La figura de Juan Francisco Muñoz y
Pabón, magnífico poeta y novelista de principios del siglo pasado y a fuer de
ello ilustre canónigo Lectoral de la Iglesia Catedral Metropolitana de Sevilla,
está pasando desapercibida, sin recuerdo ni mención alguna en este año 2016 en que
se cumple el 150 aniversario de su nacimiento.
Luis Montoto, cronista oficial de la
ciudad y gran amigo de Muñoz y Pabón, hubo de dar un informe al Ayuntamiento
para la concesión de una calle. En él decía: «Como sacerdote, como literato y
como amador de Sevilla –¡su querida Sevilla!– digno es el Sr. Don Juan
Francisco Muñoz y Pabón de que, en homenaje debido a la virtud y al talento...

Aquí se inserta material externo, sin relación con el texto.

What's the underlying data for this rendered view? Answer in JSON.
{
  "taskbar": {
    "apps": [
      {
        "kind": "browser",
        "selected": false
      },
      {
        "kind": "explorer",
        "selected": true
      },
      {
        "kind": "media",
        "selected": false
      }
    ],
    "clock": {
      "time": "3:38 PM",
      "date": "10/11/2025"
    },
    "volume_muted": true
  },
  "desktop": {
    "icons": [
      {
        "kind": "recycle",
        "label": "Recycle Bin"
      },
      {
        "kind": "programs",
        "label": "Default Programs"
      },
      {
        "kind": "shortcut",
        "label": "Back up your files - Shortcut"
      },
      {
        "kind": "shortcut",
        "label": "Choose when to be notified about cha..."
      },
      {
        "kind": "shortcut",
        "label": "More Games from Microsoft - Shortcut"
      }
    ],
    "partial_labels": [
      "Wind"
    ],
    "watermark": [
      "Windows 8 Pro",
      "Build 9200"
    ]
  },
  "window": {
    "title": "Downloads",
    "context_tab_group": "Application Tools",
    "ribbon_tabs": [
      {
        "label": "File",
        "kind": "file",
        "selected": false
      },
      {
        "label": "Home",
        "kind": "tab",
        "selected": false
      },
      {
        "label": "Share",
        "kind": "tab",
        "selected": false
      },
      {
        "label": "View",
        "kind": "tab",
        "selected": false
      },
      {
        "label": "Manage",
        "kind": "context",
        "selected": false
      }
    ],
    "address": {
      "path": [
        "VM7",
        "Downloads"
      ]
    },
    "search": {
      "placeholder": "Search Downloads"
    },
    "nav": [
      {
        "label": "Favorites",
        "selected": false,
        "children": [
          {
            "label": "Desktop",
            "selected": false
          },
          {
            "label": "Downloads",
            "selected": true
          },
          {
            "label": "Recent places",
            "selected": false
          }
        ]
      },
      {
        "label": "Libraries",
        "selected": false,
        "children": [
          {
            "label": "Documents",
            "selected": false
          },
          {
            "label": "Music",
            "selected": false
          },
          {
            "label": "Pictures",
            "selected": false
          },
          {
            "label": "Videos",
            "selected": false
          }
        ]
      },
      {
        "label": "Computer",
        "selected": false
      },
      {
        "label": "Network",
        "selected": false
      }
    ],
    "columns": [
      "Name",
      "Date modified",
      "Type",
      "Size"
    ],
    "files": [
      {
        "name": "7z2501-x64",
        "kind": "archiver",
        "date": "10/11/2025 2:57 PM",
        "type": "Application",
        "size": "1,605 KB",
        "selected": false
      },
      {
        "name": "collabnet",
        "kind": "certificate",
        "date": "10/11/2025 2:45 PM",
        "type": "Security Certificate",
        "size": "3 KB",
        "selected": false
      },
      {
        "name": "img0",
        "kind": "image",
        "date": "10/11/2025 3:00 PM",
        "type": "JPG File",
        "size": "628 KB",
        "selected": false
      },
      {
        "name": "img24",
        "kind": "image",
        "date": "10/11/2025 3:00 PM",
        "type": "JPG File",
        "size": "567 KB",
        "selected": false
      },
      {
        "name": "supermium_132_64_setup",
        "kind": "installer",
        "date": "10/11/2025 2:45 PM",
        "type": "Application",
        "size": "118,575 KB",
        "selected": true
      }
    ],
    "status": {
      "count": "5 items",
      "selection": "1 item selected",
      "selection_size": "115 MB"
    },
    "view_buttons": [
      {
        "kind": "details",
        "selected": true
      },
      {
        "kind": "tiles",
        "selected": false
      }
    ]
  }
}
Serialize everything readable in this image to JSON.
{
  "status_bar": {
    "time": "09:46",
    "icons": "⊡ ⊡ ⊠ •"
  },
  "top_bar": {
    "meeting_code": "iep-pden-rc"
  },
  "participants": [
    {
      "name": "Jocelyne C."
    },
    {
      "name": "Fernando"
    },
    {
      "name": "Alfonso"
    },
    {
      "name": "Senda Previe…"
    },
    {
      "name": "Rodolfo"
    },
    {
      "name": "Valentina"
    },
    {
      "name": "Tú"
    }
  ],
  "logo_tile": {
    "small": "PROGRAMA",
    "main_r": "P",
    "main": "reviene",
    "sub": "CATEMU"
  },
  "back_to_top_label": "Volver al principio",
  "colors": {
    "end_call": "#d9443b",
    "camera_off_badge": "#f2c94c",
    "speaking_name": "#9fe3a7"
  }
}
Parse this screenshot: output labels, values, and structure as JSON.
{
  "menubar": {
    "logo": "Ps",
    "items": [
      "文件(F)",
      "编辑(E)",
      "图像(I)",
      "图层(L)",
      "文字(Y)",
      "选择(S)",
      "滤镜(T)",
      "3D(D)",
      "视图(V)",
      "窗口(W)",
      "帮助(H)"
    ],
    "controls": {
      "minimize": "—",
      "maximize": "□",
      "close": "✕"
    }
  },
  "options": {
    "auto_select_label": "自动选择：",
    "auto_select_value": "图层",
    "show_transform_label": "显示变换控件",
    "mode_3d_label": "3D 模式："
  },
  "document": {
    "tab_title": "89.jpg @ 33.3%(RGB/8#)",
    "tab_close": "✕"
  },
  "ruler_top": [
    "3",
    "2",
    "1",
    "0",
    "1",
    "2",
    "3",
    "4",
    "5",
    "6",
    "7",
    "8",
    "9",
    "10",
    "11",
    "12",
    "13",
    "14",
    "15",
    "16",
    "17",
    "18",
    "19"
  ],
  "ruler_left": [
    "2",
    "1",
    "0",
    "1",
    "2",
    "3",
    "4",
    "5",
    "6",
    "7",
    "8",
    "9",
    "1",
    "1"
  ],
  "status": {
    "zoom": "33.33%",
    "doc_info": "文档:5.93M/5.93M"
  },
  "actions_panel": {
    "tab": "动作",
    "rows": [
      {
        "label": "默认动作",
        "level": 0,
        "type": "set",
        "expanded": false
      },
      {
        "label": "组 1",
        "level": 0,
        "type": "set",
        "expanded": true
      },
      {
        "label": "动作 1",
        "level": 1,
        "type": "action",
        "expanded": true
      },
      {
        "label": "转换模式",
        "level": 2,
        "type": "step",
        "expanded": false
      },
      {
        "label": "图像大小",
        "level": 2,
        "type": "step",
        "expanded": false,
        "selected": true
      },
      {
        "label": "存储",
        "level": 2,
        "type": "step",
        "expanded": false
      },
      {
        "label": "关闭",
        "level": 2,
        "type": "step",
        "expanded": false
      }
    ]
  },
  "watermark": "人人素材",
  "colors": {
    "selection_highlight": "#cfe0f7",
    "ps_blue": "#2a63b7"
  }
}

su nombre se exponga a la veneración del pueblo cuya graciosa belleza recogió y
guardó en el precioso relicario de su genial obra literaria». Y así, por
acuerdo capitular de 5 de agosto de 1921 –un año y medio después de su muerte–,
a la calle de la Carne, junto a la parroquia de San Nicolás, se puso el nombre
del insigne novelista y poeta.
Seminarista era, y ya chispeante poeta,
cuando se hallaba de arzobispo de Sevilla el dominico Fray Zeferino González,
decoro de la filosofía española. Pasó del obispado de Córdoba al arzobispado de
Sevilla. No vino solo. Con él arribó una pléyade de sacerdotes que le habían
ayudado en el gobierno de la diócesis cordobesa y que ocuparon los principales
cargos eclesiásticos en Sevilla. Nombramientos de unos y cesantías de otros
llenaron, como es lógico, de chismes la ciudad. Lo mejor vino de esa mente
despierta y aguda que fue Muñoz y Pabón, entonces seminarista. Dibujó un
escudo, la mitra y el báculo en el centro, y en uno de los cuarteles un pan de
rosca, con esta leyenda:
Fames Corduba utraque unum
que, traducido, significa: «El hambre y
Córdoba son una misma cosa». Siguió con la broma y parodió aquellos versos de
santo Tomás:
Ecce panis angelorum
Factus cibus viatorum.
La parodia quedó así, escrita alrededor del escudo:
Ecce panis hispalensis
Factus cibus cordubensis.
«El pan hispalense convertido en comida
de los cordobeses». El pintoresco escudo corrió por todo el Seminario. Y de
allí saltó, como por arte de magia, al despacho mismo del arzobispo.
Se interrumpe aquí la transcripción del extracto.